I can’t see anything the would prevent an appointment within two years if that were appropriate as the read back under Section 144 is in relation to the creation of the IPDI trust which would qualify for spousal exemption If it were a Section 142 variation I think there would be a problem. However, I might be missing something.

Appointments out of the newly created IPDI trust can be made at anytime after creation whether within two years of death or not.

Reading back under s 144 will only apply to the property initially appointed out of the DT to the surviving spouse absolutely and that settled on the IIP trust for the spouse.

Malcolm Finney

Thank you Malcolm

I was heading in that direction because an interest in possession would have subsided in the property.

Your input is appreciated.

Stuart

I stand corrected. I was confusing the matter with a deed of variation being used to create an IPDI, which then follows with capital being appointed to non-exempt beneficiaries. I believe appointments within two years then become an issue.

As someone who has been retired over 11 years and really enjoying the Forum to keep the grey matter working, I am curious as to why Trustees do not consider Lending to surviving spouse rather than passing a proportion of the estate absolutely. A loan that is repayable from the spouse estate on death would retain the Trust ‘cloak’ and possibly help to reduce the survivors estate value on death.

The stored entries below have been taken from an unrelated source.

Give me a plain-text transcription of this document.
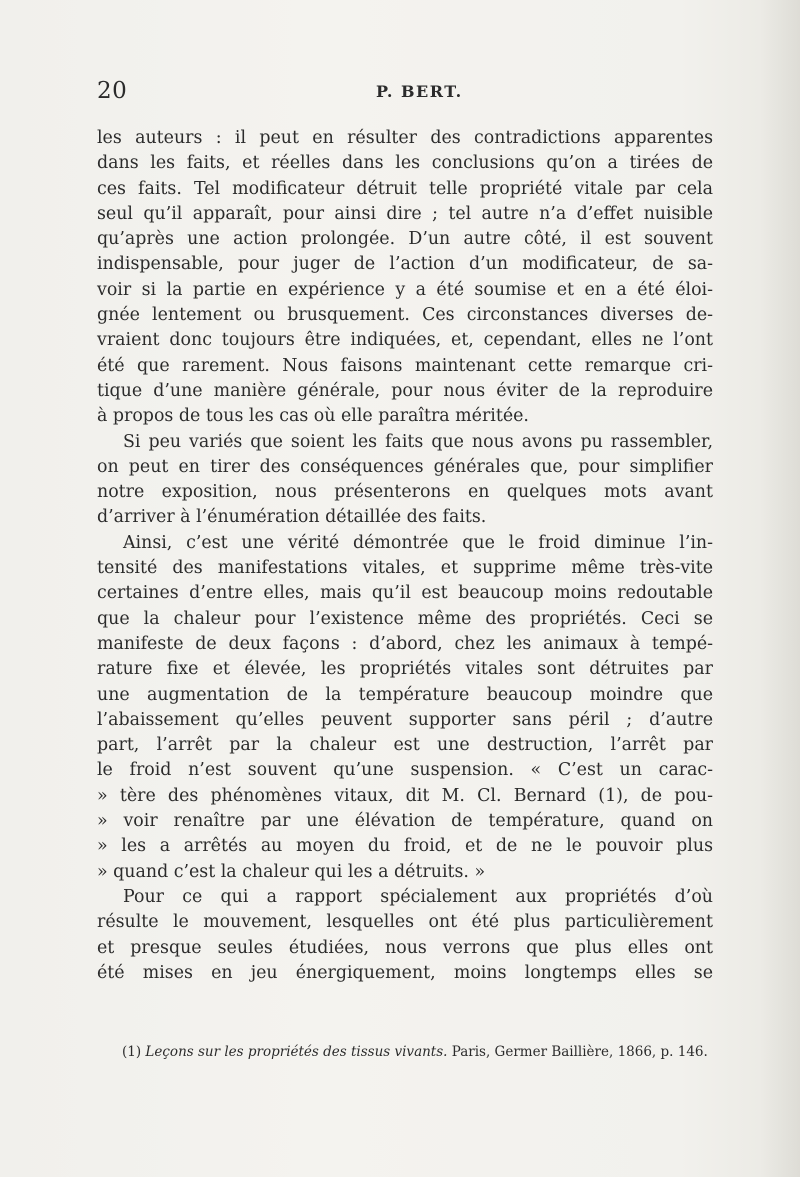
20	P. BERT.
les auteurs : il peut en résulter des contradictions apparentes
dans les faits, et réelles dans les conclusions qu’on a tirées de
ces faits. Tel modificateur détruit telle propriété vitale par cela
seul qu’il apparaît, pour ainsi dire ; tel autre n’a d’effet nuisible
qu’après une action prolongée. D’un autre côté, il est souvent
indispensable, pour juger de l’action d’un modificateur, de sa-
voir si la partie en expérience y a été soumise et en a été éloi-
gnée lentement ou brusquement. Ces circonstances diverses de-
vraient donc toujours être indiquées, et, cependant, elles ne l’ont
été que rarement. Nous faisons maintenant cette remarque cri-
tique d’une manière générale, pour nous éviter de la reproduire
à propos de tous les cas où elle paraîtra méritée.
Si peu variés que soient les faits que nous avons pu rassembler,
on peut en tirer des conséquences générales que, pour simplifier
notre exposition, nous présenterons en quelques mots avant
d’arriver à l’énumération détaillée des faits.
Ainsi, c’est une vérité démontrée que le froid diminue l’in-
tensité des manifestations vitales, et supprime même très-vite
certaines d’entre elles, mais qu’il est beaucoup moins redoutable
que la chaleur pour l’existence même des propriétés. Ceci se
manifeste de deux façons : d’abord, chez les animaux à tempé-
rature fixe et élevée, les propriétés vitales sont détruites par
une augmentation de la température beaucoup moindre que
l’abaissement qu’elles peuvent supporter sans péril ; d’autre
part, l’arrêt par la chaleur est une destruction, l’arrêt par
le froid n’est souvent qu’une suspension. « C’est un carac-
» tère des phénomènes vitaux, dit M. Cl. Bernard (1), de pou-
» voir renaître par une élévation de température, quand on
» les a arrêtés au moyen du froid, et de ne le pouvoir plus
» quand c’est la chaleur qui les a détruits. »
Pour ce qui a rapport spécialement aux propriétés d’où
résulte le mouvement, lesquelles ont été plus particulièrement
et presque seules étudiées, nous verrons que plus elles ont
été mises en jeu énergiquement, moins longtemps elles se
(1) Leçons sur les propriétés des tissus vivants. Paris, Germer Baillière, 1866, p. 146.
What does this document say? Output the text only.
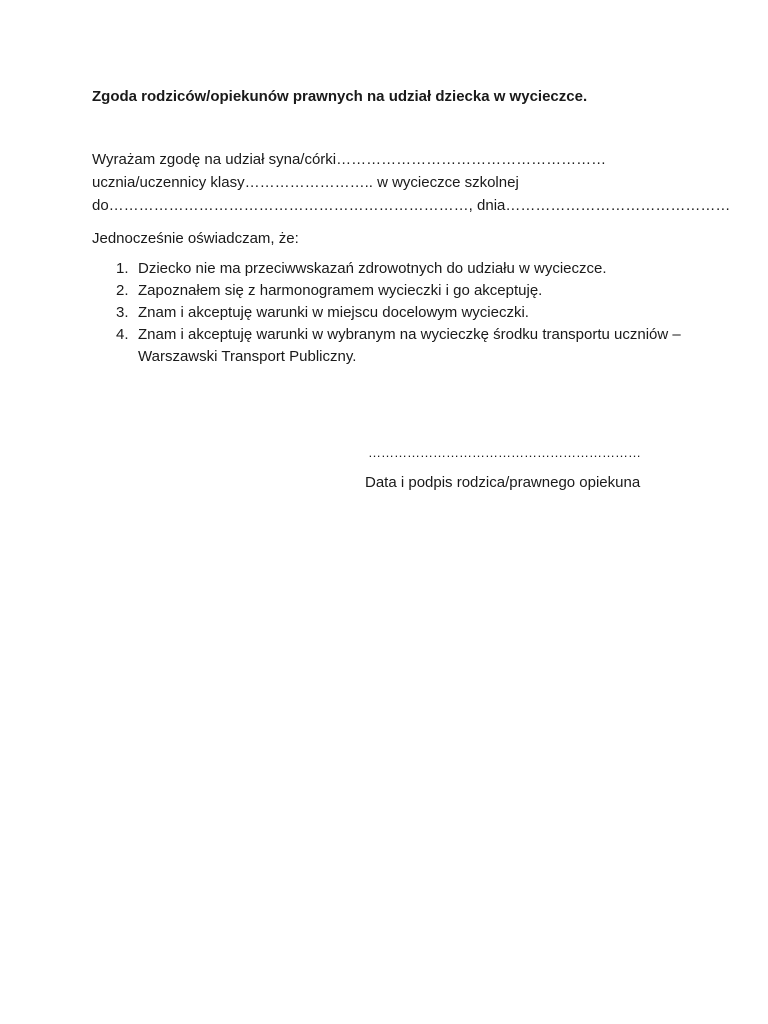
Zgoda rodziców/opiekunów prawnych na udział dziecka w wycieczce.
Wyrażam zgodę na udział syna/córki………………………………………………
ucznia/uczennicy klasy…………………….. w wycieczce szkolnej
do………………………………………………………………, dnia………………………………………
Jednocześnie oświadczam, że:
1. Dziecko nie ma przeciwwskazań zdrowotnych do udziału w wycieczce.
2. Zapoznałem się z harmonogramem wycieczki i go akceptuję.
3. Znam i akceptuję warunki w miejscu docelowym wycieczki.
4. Znam i akceptuję warunki w wybranym na wycieczkę środku transportu uczniów – Warszawski Transport Publiczny.
………………………………………………………
Data i podpis rodzica/prawnego opiekuna
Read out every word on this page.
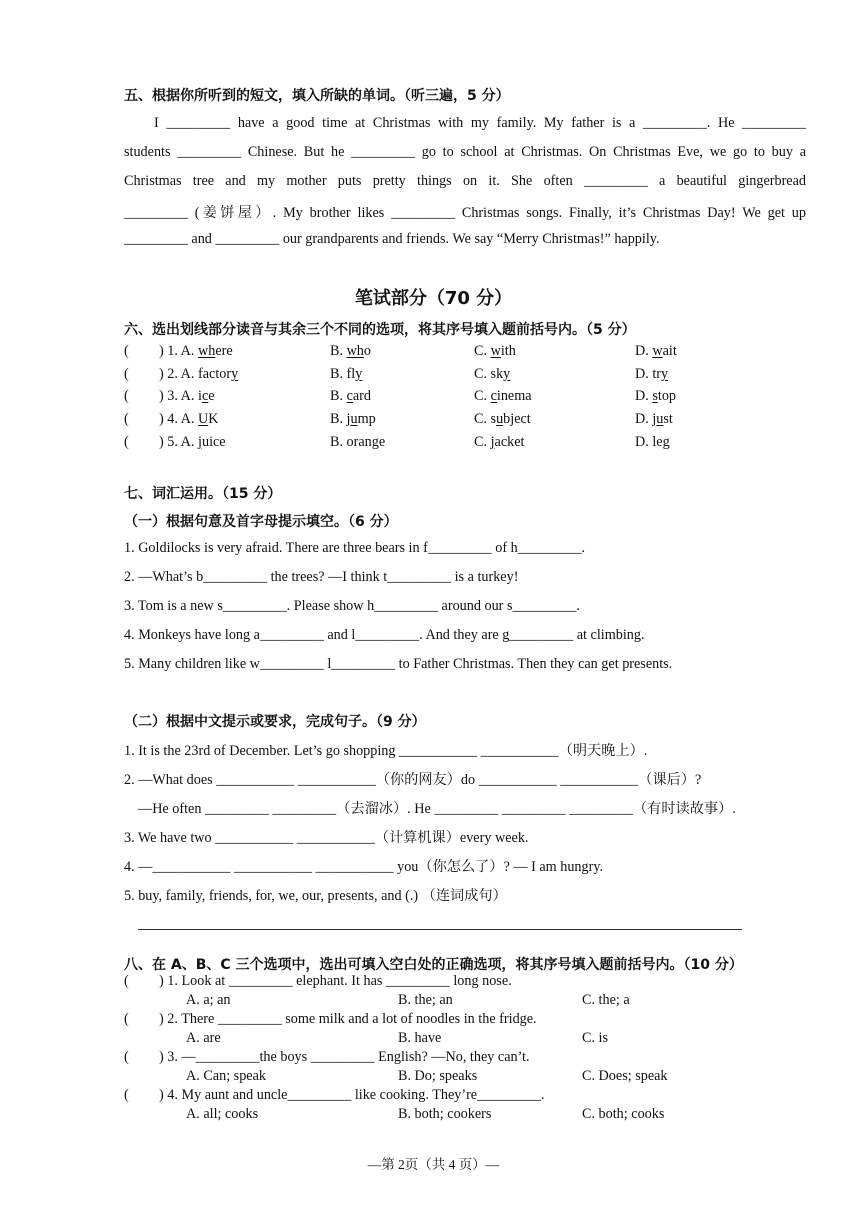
五、根据你所听到的短文，填入所缺的单词。（听三遍，5 分）
I _________ have a good time at Christmas with my family. My father is a _________. He _________
students _________ Chinese. But he _________ go to school at Christmas. On Christmas Eve, we go to buy a
Christmas tree and my mother puts pretty things on it. She often _________ a beautiful gingerbread
_________ (姜饼屋）. My brother likes _________ Christmas songs. Finally, it’s Christmas Day! We get up
_________ and _________ our grandparents and friends. We say “Merry Christmas!” happily.
笔试部分（70 分）
六、选出划线部分读音与其余三个不同的选项，将其序号填入题前括号内。（5 分）
( ) 1. A. where	B. who	C. with	D. wait
( ) 2. A. factory	B. fly	C. sky	D. try
( ) 3. A. ice	B. card	C. cinema	D. stop
( ) 4. A. UK	B. jump	C. subject	D. just
( ) 5. A. juice	B. orange	C. jacket	D. leg
七、词汇运用。（15 分）
（一）根据句意及首字母提示填空。（6 分）
1. Goldilocks is very afraid. There are three bears in f_________ of h_________.
2. —What’s b_________ the trees? —I think t_________ is a turkey!
3. Tom is a new s_________. Please show h_________ around our s_________.
4. Monkeys have long a_________ and l_________. And they are g_________ at climbing.
5. Many children like w_________ l_________ to Father Christmas. Then they can get presents.
（二）根据中文提示或要求，完成句子。（9 分）
1. It is the 23rd of December. Let’s go shopping ___________ ___________（明天晚上）.
2. —What does ___________ ___________（你的网友）do ___________ ___________（课后）?
—He often _________ _________（去溜冰）. He _________ _________ _________（有时读故事）.
3. We have two ___________ ___________（计算机课）every week.
4. —___________ ___________ ___________ you（你怎么了）? — I am hungry.
5. buy, family, friends, for, we, our, presents, and (.) （连词成句）
八、在 A、B、C 三个选项中，选出可填入空白处的正确选项，将其序号填入题前括号内。（10 分）
( ) 1. Look at _________ elephant. It has _________ long nose.
A. a; an	B. the; an	C. the; a
( ) 2. There _________ some milk and a lot of noodles in the fridge.
A. are	B. have	C. is
( ) 3. —_________the boys _________ English? —No, they can’t.
A. Can; speak	B. Do; speaks	C. Does; speak
( ) 4. My aunt and uncle_________ like cooking. They’re_________.
A. all; cooks	B. both; cookers	C. both; cooks
—第 2页（共 4 页）—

This would require sufficient authority for Trustees, but assuming that is not a problem, then couples could have Wills that shield the nil rate band allowance with the gifting of the NRB to Trust, but allowing the survivor to request that the gift to the Trust is then, lent to the survivor, rather than being invested, on the understanding that the loan would be repaid from their estate on death and secured by a charge in Land Registry in favor of the Trustees.

I would be interested in any comments members wish to make.